Un silencioso operador clavó un rayo-electrodo en el cerebro del capitán Magno Taliano, para que le llegase a la paleocorteza.

El cuarto se animó. Alrededor giraron unos cielos extraños, como leche batida en una taza.

Dita advirtió que ella misma estaba viendo la escena en un nivel telepático, aun sin la ayuda de ningún dispositivo. Sintió en la mente la pared muerta de las láminas Sintió las oscilaciones de la Wu-Feinstein mientras iba pasando de espacio a espacio, tan indecisa como un hombre que atraviesa un río saltando y apoyándose en unas piedras cubiertas de hielo.

Hasta sabía, de algún modo, que la paleocorteza del serebro del tío estaba ardiendo al fin, y para siempre, que los mapas de estrellas que habían estado congelados en las láminas vivían aún en el mapa infinitamente complejo de los recuerdos de Magno Taliano; que con la ayuda de sus propios operadores telepáticos Magno Taliano se estaba abrasando el cerebro célula a célula, buscando un modo de llevar la nave a destino.

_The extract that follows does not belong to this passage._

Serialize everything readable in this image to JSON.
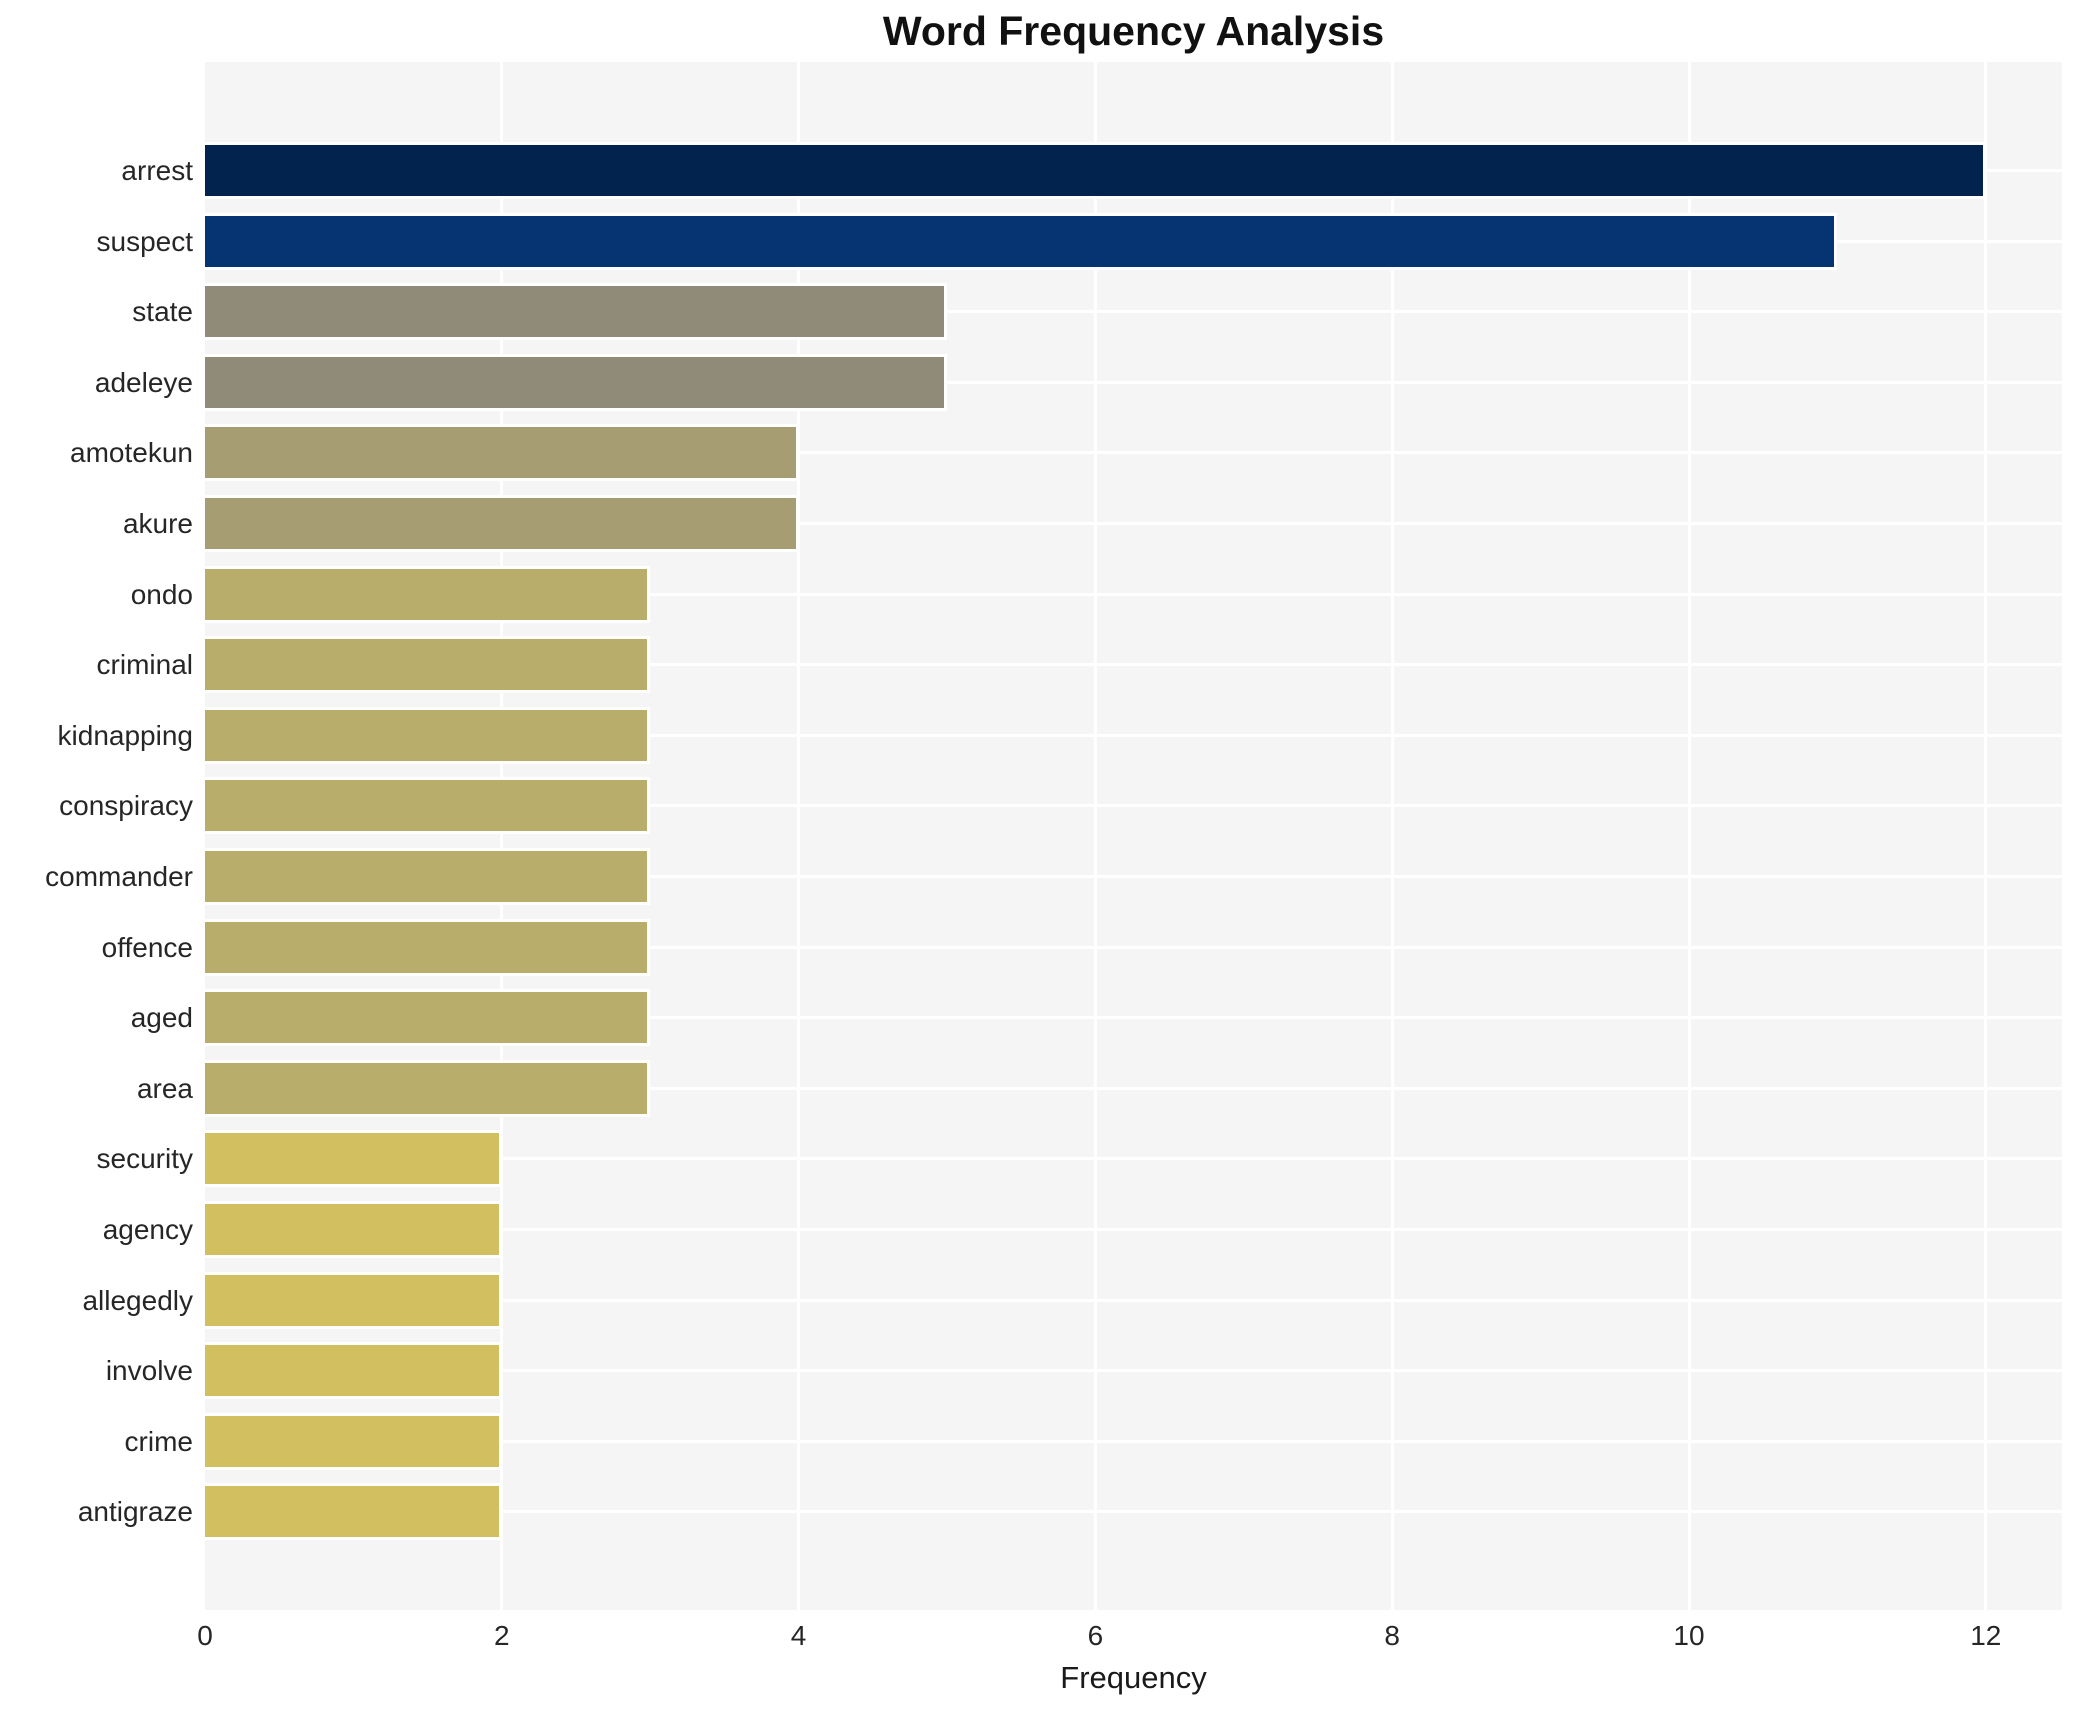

Este era realmente un último viaje.

Dolores Oh miraba a su marido con una hambrienta e inimaginable codicia.

Poco a poco el rostro de Magno Taliano fue mostrando una expresión serena y estúpida.

Dita podía ver ahora cómo le ardía el cerebro medio al tío, mientras los controles de la nave, con el auxilio de los operadores, buscaban en el intelecto más magnífico de la época un último derrotero.

De pronto Dolores se arrodilló, sollozando junto a la mano del marido.

Un operador tomó a Dita de la mano.

—Hemos llegado a destino—dijo.

—¿Y mi tío?

El operador miró a Dita de un modo extraño.

Dita comprendió al fin que el hombre le hablaba sin mover los labios: le hablaba de mente a mente.

—¿No ve?

Dita sacudió la cabeza, aturdida.

El operador pensó de nuevo enfáticamente.

—A medida que el cerebro se abrasaba usted iba adquiriendo las capacidades de su tío. ¿No lo siente? Usted misma es ahora un capitán, y uno de los mejores.

—¿Y él?

El operador esbozó mentalmente un comentario compasivo.

Magno Taliano se había levantado de la silla, y su consorte Dolores Oh lo ayudaba a salir del cuarto. Taliano tenía la sonrisa amistosa de un idiota, y por primera vez en más de cien años la cara tonta y tímida le temblaba de amor.